Emergency replenishment needed at inlet
Two weeks after Hurricane Sandy threatened the north-side approach to the new, $150 million Indian River Inlet bridge, a visit to the bridge reveals no evidence work is under way to protect the bridge. The single greatest threat to Route 1 north of the bridge – and to the bridge itself – is the ever-widening sand imbalance between the south-side beach and the ever-more-narrow beach north of the inlet.
Aerial photos of the bridge reveal no sand covered the state park parking lot south of the inlet during and after the storm.
North of the bridge, where the inlet starves the beach, Route 1 was so deep in sand the road was closed for a week.
The question is, what are state and federal officials waiting for? The U.S. Army Corps of Engineers must be mobilized to widen the northside beach.

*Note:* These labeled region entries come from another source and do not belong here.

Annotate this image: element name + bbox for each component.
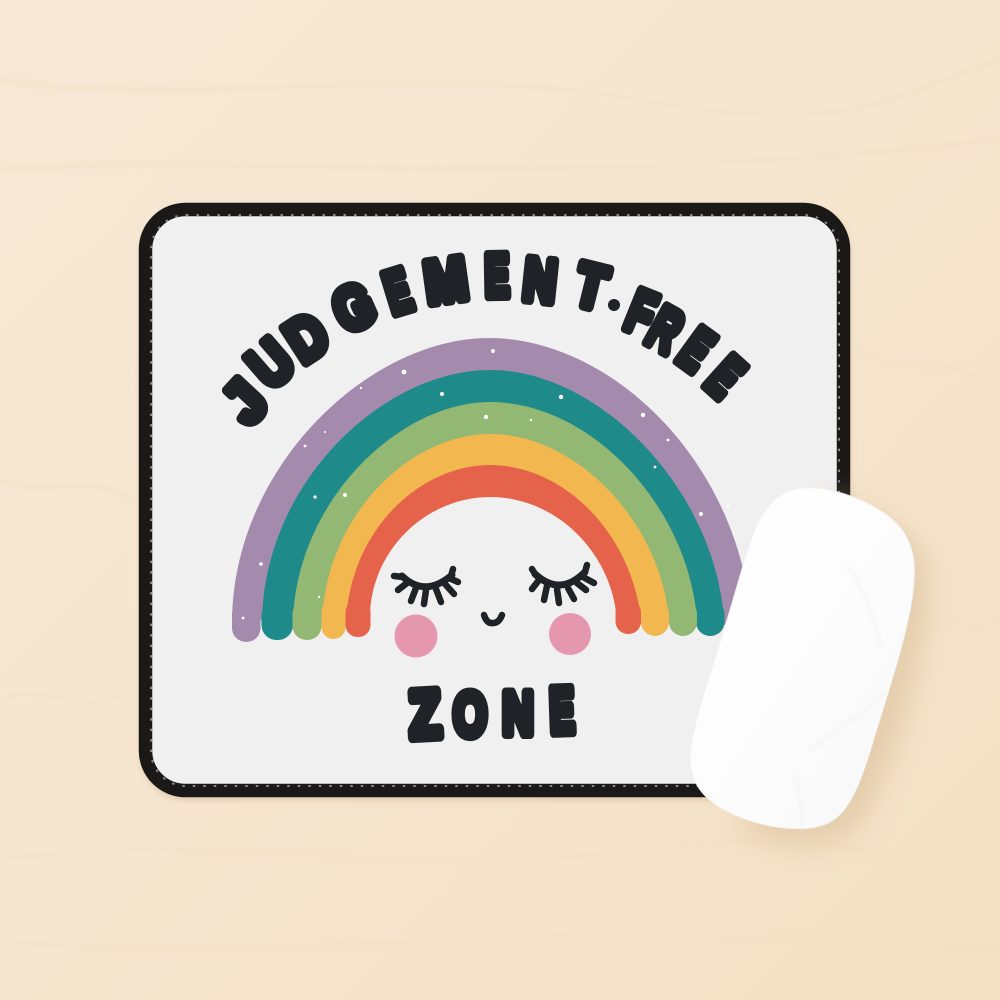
heading: JUDGEMENT-FREE: G (322, 269, 385, 346)
left closed eye (394, 569, 458, 604)
heading: JUDGEMENT-FREE: D (273, 300, 340, 376)
heading: ZONE: N (502, 681, 534, 748)
heading: ZONE: Z (408, 678, 442, 752)
purple band (232, 338, 752, 625)
heading: JUDGEMENT-FREE: E (376, 256, 420, 327)
mouse shadow (735, 500, 930, 846)
green band (293, 402, 697, 620)
pad shadow (140, 206, 851, 801)
border stitching (151, 215, 839, 786)
right closed eye (532, 565, 594, 603)
red band (346, 465, 641, 622)
teal band (262, 370, 724, 620)
heading: JUDGEMENT-FREE (210, 242, 757, 436)
heading: JUDGEMENT-FREE: E (694, 343, 757, 410)
inner arch (370, 497, 616, 632)
heading: ZONE: E (548, 676, 576, 747)
heading: JUDGEMENT-FREE: E (484, 242, 510, 309)
heading: JUDGEMENT-FREE: F (617, 277, 665, 348)
heading: ZONE (408, 676, 576, 752)
heading: JUDGEMENT-FREE: U (235, 326, 307, 401)
computer mouse (690, 488, 930, 846)
heading: JUDGEMENT-FREE: N (520, 247, 560, 316)
rainbow (232, 338, 752, 642)
stars (242, 349, 729, 619)
heading: JUDGEMENT-FREE: M (420, 244, 472, 317)
pad surface (146, 210, 843, 791)
band scallop ends (232, 600, 724, 642)
yellow band (322, 434, 669, 622)
mouse pad (140, 206, 851, 801)
mouth (484, 615, 502, 623)
heading: JUDGEMENT-FREE: T (568, 250, 614, 323)
heading: JUDGEMENT-FREE: E (666, 315, 726, 384)
mouse highlights (795, 565, 885, 829)
heading: JUDGEMENT-FREE: R (637, 293, 694, 366)
heading: ZONE: O (453, 681, 487, 749)
face (394, 565, 594, 658)
heading: JUDGEMENT-FREE: J (210, 368, 280, 436)
right cheek (549, 613, 591, 655)
mouse body (690, 488, 914, 829)
stitched black border (146, 210, 844, 790)
left cheek (394, 614, 438, 658)
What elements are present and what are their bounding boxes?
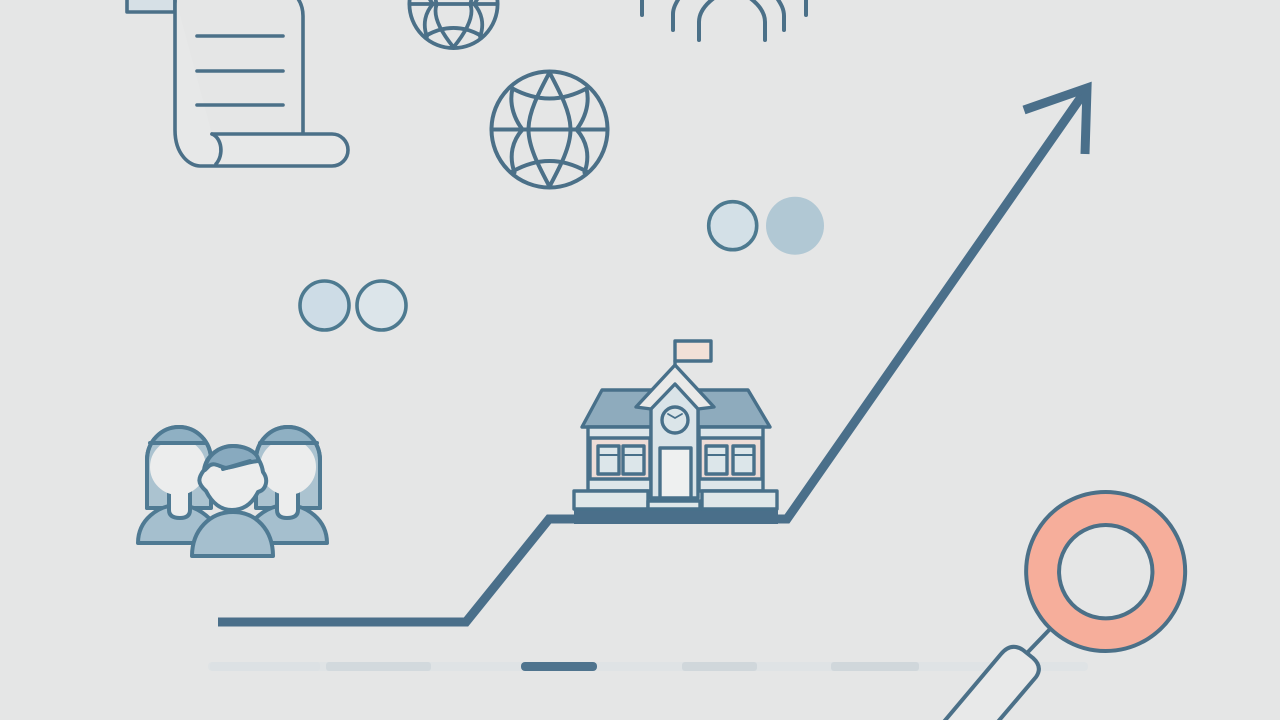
icon: group of people <box>138 427 327 556</box>
handle <box>942 647 1039 720</box>
stem <box>1026 627 1052 654</box>
centre person <box>192 446 273 556</box>
clock <box>662 407 688 433</box>
icon: school building <box>574 341 777 509</box>
wings <box>588 427 763 491</box>
door <box>660 448 691 498</box>
gable <box>636 365 714 409</box>
tower <box>651 383 698 498</box>
icon: signal arcs <box>642 0 806 40</box>
left person <box>138 427 222 543</box>
roofs <box>582 390 770 427</box>
circle pair left <box>300 281 406 330</box>
progress track <box>208 662 1088 671</box>
windows <box>598 446 754 474</box>
icon: scroll document <box>127 0 348 166</box>
circle pair right <box>709 197 824 255</box>
steps <box>574 491 777 509</box>
flag <box>675 341 711 366</box>
lens <box>1026 492 1185 651</box>
icon: magnifying glass <box>942 492 1185 720</box>
right person <box>243 427 327 543</box>
growth line with arrow <box>218 88 1087 622</box>
icon: globe <box>492 72 608 188</box>
icon: partial globe <box>409 0 498 48</box>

As the Cape Gazette has frequently reported, the corps’ mandate is to protect improved property. As a result, beach nourishment projects generally do not widen state park beaches.
Still, it is clearly the job of state and federal officials and the Army Corps to protect the bridge and the primary traffic artery of the Cape Region.
Why was no sand pumped onto the northside beach during the last round of beach nourishment? And why is the new pumping system, installed when the new bridge was built, not currently pumping sand? It’s bad enough the pump is normally inactive during the summer; this system should at least pump full time during the off-season.
Even after officials closed the bridge for a week, neither transportation nor environmental officials have said a meeting is scheduled to remedy this critical infrastructure problem.
It’s now past time for talks. It’s time to widen the inlet’s north beach with an emergency nourishment project and then use the pumping system to maintain a wide, protective beach.
In the meantime, close the beach and pump sand full time – even if it means pumping through next summer.
The existence of the bridge is at stake.